Yeas, that's right, in fact in some installations I have 6-7 VMs, but no more. However I think that if the customer needs will eventually grow, a virtual server can grow in the future easier than adding physical servers. And a virtualized environment IMHO is better even for other tasks other than resource management, like backup/restore (pve integrated backup/restore is great, even if not good as veeam for vmware), migration of VMs to a new server, snapshot/clone, and so on.

But for wrap up: For your very simple setup, ZFS on two disks for two VMs is enough.
I'm happy that you can confirm that my choice is good. Thanks
 
Hi mbaldini,

unfortunately DRBD is not production ready yet, otherwise I would recommend it to you. For small (two-node, not many disks) setups it would be the choice No. 1 for me personally, but it's not usable yet. Ceph and gluster are not applicable in your case because they always need three nodes at least.

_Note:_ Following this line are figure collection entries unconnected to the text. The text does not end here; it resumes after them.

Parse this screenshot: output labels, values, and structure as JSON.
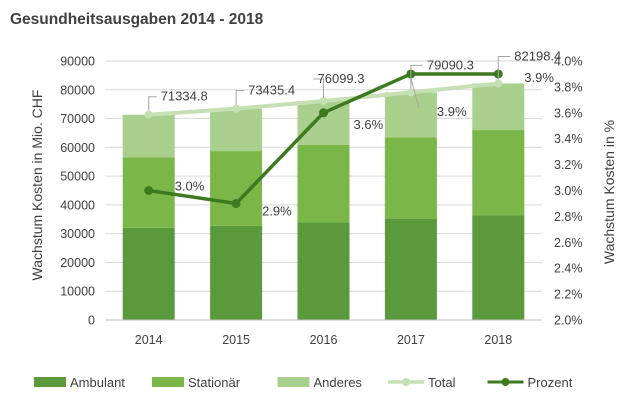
{
  "chart_data": {
    "type": "bar",
    "title": "Gesundheitsausgaben 2014 - 2018",
    "categories": [
      "2014",
      "2015",
      "2016",
      "2017",
      "2018"
    ],
    "series": [
      {
        "name": "Ambulant",
        "kind": "stacked-bar",
        "axis": "left",
        "color": "#5a9a3c",
        "values": [
          32000,
          32700,
          33900,
          35100,
          36300
        ]
      },
      {
        "name": "Stationär",
        "kind": "stacked-bar",
        "axis": "left",
        "color": "#7ab648",
        "values": [
          24500,
          26000,
          27000,
          28300,
          29700
        ]
      },
      {
        "name": "Anderes",
        "kind": "stacked-bar",
        "axis": "left",
        "color": "#a9cf8c",
        "values": [
          14834.8,
          14735.4,
          15199.3,
          15690.3,
          16198.4
        ]
      },
      {
        "name": "Total",
        "kind": "line",
        "axis": "left",
        "color": "#c5e0b4",
        "values": [
          71334.8,
          73435.4,
          76099.3,
          79090.3,
          82198.4
        ],
        "labels": [
          "71334.8",
          "73435.4",
          "76099.3",
          "79090.3",
          "82198.4"
        ]
      },
      {
        "name": "Prozent",
        "kind": "line",
        "axis": "right",
        "color": "#3d7a1f",
        "values": [
          3.0,
          2.9,
          3.6,
          3.9,
          3.9
        ],
        "labels": [
          "3.0%",
          "2.9%",
          "3.6%",
          "3.9%",
          "3.9%"
        ]
      }
    ],
    "ylabel": "Wachstum Kosten in Mio. CHF",
    "ylabel_right": "Wachstum Kosten in %",
    "ylim": [
      0,
      90000
    ],
    "yticks": [
      0,
      10000,
      20000,
      30000,
      40000,
      50000,
      60000,
      70000,
      80000,
      90000
    ],
    "ytick_labels": [
      "0",
      "10000",
      "20000",
      "30000",
      "40000",
      "50000",
      "60000",
      "70000",
      "80000",
      "90000"
    ],
    "ylim_right": [
      2.0,
      4.0
    ],
    "yticks_right": [
      2.0,
      2.2,
      2.4,
      2.6,
      2.8,
      3.0,
      3.2,
      3.4,
      3.6,
      3.8,
      4.0
    ],
    "ytick_labels_right": [
      "2.0%",
      "2.2%",
      "2.4%",
      "2.6%",
      "2.8%",
      "3.0%",
      "3.2%",
      "3.4%",
      "3.6%",
      "3.8%",
      "4.0%"
    ],
    "grid": "horizontal",
    "legend": "bottom"
  }
}
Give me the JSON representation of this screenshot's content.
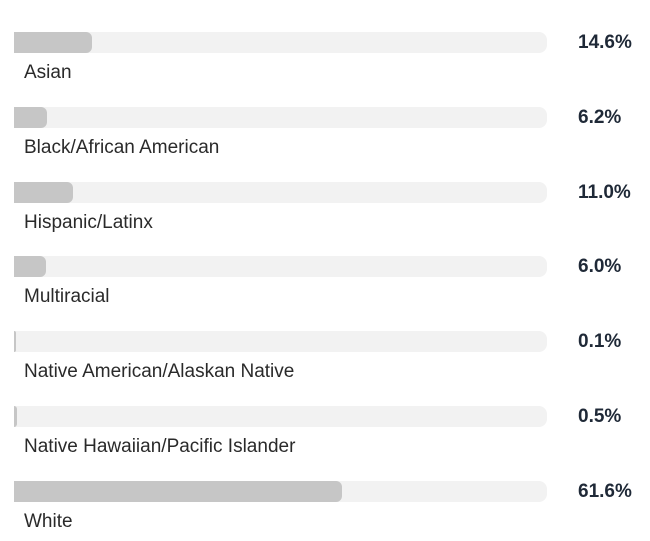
{
  "chart_data": {
    "type": "bar",
    "orientation": "horizontal",
    "categories": [
      "Asian",
      "Black/African American",
      "Hispanic/Latinx",
      "Multiracial",
      "Native American/Alaskan Native",
      "Native Hawaiian/Pacific Islander",
      "White"
    ],
    "values": [
      14.6,
      6.2,
      11.0,
      6.0,
      0.1,
      0.5,
      61.6
    ],
    "value_labels": [
      "14.6%",
      "6.2%",
      "11.0%",
      "6.0%",
      "0.1%",
      "0.5%",
      "61.6%"
    ],
    "title": "",
    "xlabel": "",
    "ylabel": "",
    "xlim": [
      0,
      100
    ],
    "unit": "%",
    "grid": false,
    "legend": "none",
    "colors": {
      "track": "#f2f2f2",
      "bar": "#c6c6c6",
      "value_text": "#1f2937",
      "label_text": "#2a2a2a"
    }
  }
}
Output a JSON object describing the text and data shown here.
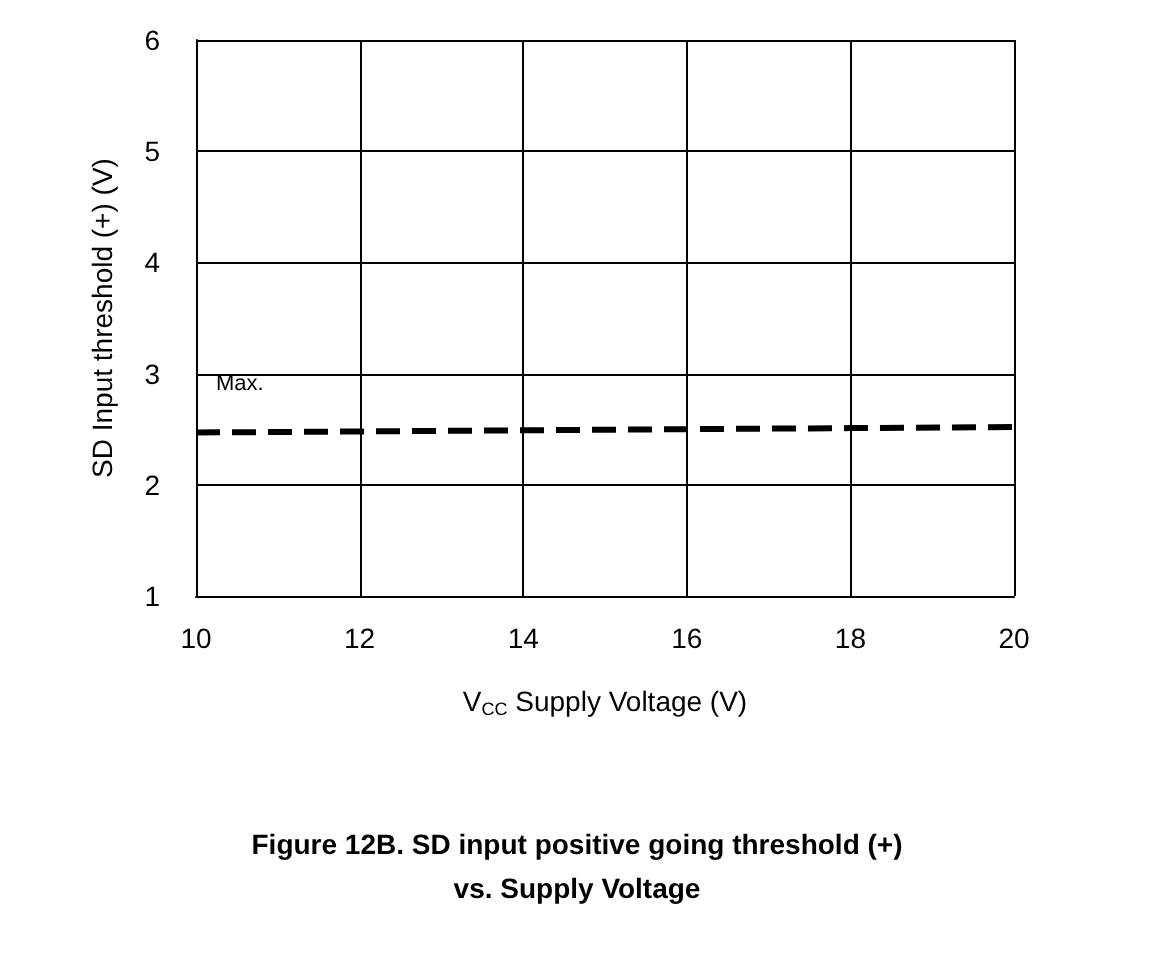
{
  "chart_data": {
    "type": "line",
    "title": "Figure 12B. SD input positive going threshold (+)\nvs. Supply Voltage",
    "xlabel": "V$_{CC}$ Supply Voltage (V)",
    "ylabel": "SD Input threshold (+) (V)",
    "x": [
      10,
      12,
      14,
      16,
      18,
      20
    ],
    "series": [
      {
        "color": "#000000",
        "values": [
          2.47,
          2.48,
          2.49,
          2.5,
          2.51,
          2.52
        ]
      }
    ],
    "annotations": [
      "Max."
    ],
    "xlim": [
      10,
      20
    ],
    "xticks": [
      10,
      12,
      14,
      16,
      18,
      20
    ],
    "ylim": [
      1,
      6
    ],
    "yticks": [
      1,
      2,
      3,
      4,
      5,
      6
    ],
    "grid": true,
    "marker": "none",
    "line_style": "dashed"
  }
}
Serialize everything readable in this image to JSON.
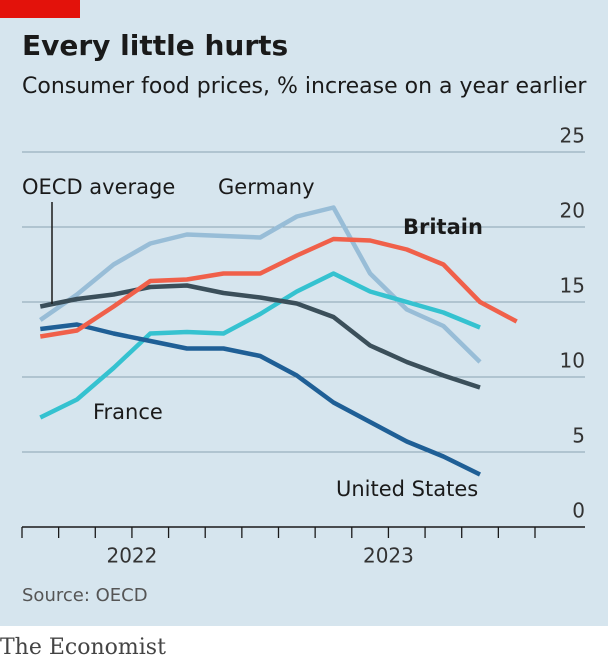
{
  "chart_data": {
    "type": "line",
    "title": "Every little hurts",
    "subtitle": "Consumer food prices, % increase on a year earlier",
    "source": "Source: OECD",
    "publisher": "The Economist",
    "categories": [
      null,
      null,
      null,
      null,
      null,
      null,
      null,
      null,
      null,
      null,
      null,
      null,
      null,
      null
    ],
    "year_labels": [
      "2022",
      "2023"
    ],
    "ylim": [
      0,
      25
    ],
    "yticks": [
      0,
      5,
      10,
      15,
      20,
      25
    ],
    "grid": true,
    "series": [
      {
        "name": "Germany",
        "color": "#98bdd7",
        "values": [
          13.8,
          15.5,
          17.5,
          18.9,
          19.5,
          19.4,
          19.3,
          20.7,
          21.3,
          16.9,
          14.5,
          13.4,
          11.0,
          null
        ]
      },
      {
        "name": "France",
        "color": "#35c2d0",
        "values": [
          7.3,
          8.5,
          10.6,
          12.9,
          13.0,
          12.9,
          14.2,
          15.7,
          16.9,
          15.7,
          15.0,
          14.3,
          13.3,
          null
        ]
      },
      {
        "name": "United States",
        "color": "#1f5f96",
        "values": [
          13.2,
          13.5,
          12.9,
          12.4,
          11.9,
          11.9,
          11.4,
          10.1,
          8.3,
          7.0,
          5.7,
          4.7,
          3.5,
          null
        ]
      },
      {
        "name": "OECD average",
        "color": "#3b4f5a",
        "values": [
          14.7,
          15.2,
          15.5,
          16.0,
          16.1,
          15.6,
          15.3,
          14.9,
          14.0,
          12.1,
          11.0,
          10.1,
          9.3,
          null
        ]
      },
      {
        "name": "Britain",
        "color": "#f0604a",
        "values": [
          12.7,
          13.1,
          14.7,
          16.4,
          16.5,
          16.9,
          16.9,
          18.1,
          19.2,
          19.1,
          18.5,
          17.5,
          15.0,
          13.7
        ]
      }
    ]
  }
}
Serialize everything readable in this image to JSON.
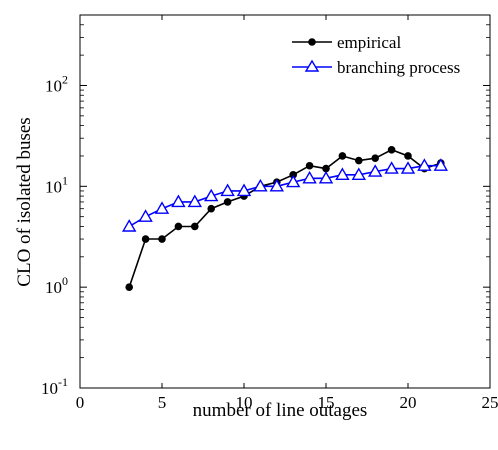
{
  "chart_data": {
    "type": "line",
    "xlabel": "number of line outages",
    "ylabel": "CLO of isolated buses",
    "xlim": [
      0,
      25
    ],
    "ylim": [
      0.1,
      500
    ],
    "yscale": "log",
    "grid": false,
    "legend_position": "top-right",
    "x_ticks": [
      "0",
      "5",
      "10",
      "15",
      "20",
      "25"
    ],
    "y_ticks": [
      {
        "base": "10",
        "exp": "-1"
      },
      {
        "base": "10",
        "exp": "0"
      },
      {
        "base": "10",
        "exp": "1"
      },
      {
        "base": "10",
        "exp": "2"
      }
    ],
    "series": [
      {
        "name": "empirical",
        "color": "#000000",
        "marker": "filled-circle",
        "x": [
          3,
          4,
          5,
          6,
          7,
          8,
          9,
          10,
          11,
          12,
          13,
          14,
          15,
          16,
          17,
          18,
          19,
          20,
          21,
          22
        ],
        "y": [
          1,
          3,
          3,
          4,
          4,
          6,
          7,
          8,
          10,
          11,
          13,
          16,
          15,
          20,
          18,
          19,
          23,
          20,
          15,
          17
        ]
      },
      {
        "name": "branching process",
        "color": "#0000ff",
        "marker": "open-triangle",
        "x": [
          3,
          4,
          5,
          6,
          7,
          8,
          9,
          10,
          11,
          12,
          13,
          14,
          15,
          16,
          17,
          18,
          19,
          20,
          21,
          22
        ],
        "y": [
          4,
          5,
          6,
          7,
          7,
          8,
          9,
          9,
          10,
          10,
          11,
          12,
          12,
          13,
          13,
          14,
          15,
          15,
          16,
          16
        ]
      }
    ]
  }
}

The proposed third storage server with iSCSI/NFS would indeed be a good option too because you avoid all syncing stuff, but on the other hand it would not perform quicker in any way than DRBD if you use the same TCP/IP connection for it and you get another single point of failure.

The main question is: Is it acceptable for you not to have a 100% hot copy of the VMs? With pve-zsync you only perform a regular sync on a defined time base while Gluster/DRBD/Ceph always perform synchronous writes on all nodes and wait till all write operations have been confirmed.

Regarding the performance of ZFS on only two disks, I can't give any first hand experience yet, but I would agree that it should work in small setups too. The question is always what you put on it and what you expect of it. It will never be comparable to a huge setup with 8 or more 10k SAS disks and a lot of cache on SSDs - but it does not have to be. Of course it can not magically become better than the hardware on top of which you build it up, but there are many other ways to really screw your configuration up and lose a lot of performance ;-) For some really nice advice see: http://open-zfs.org/wiki/Performance_tuning

I hope I did neither confuse you further nor give any wrong information - in either case correct me or ask further.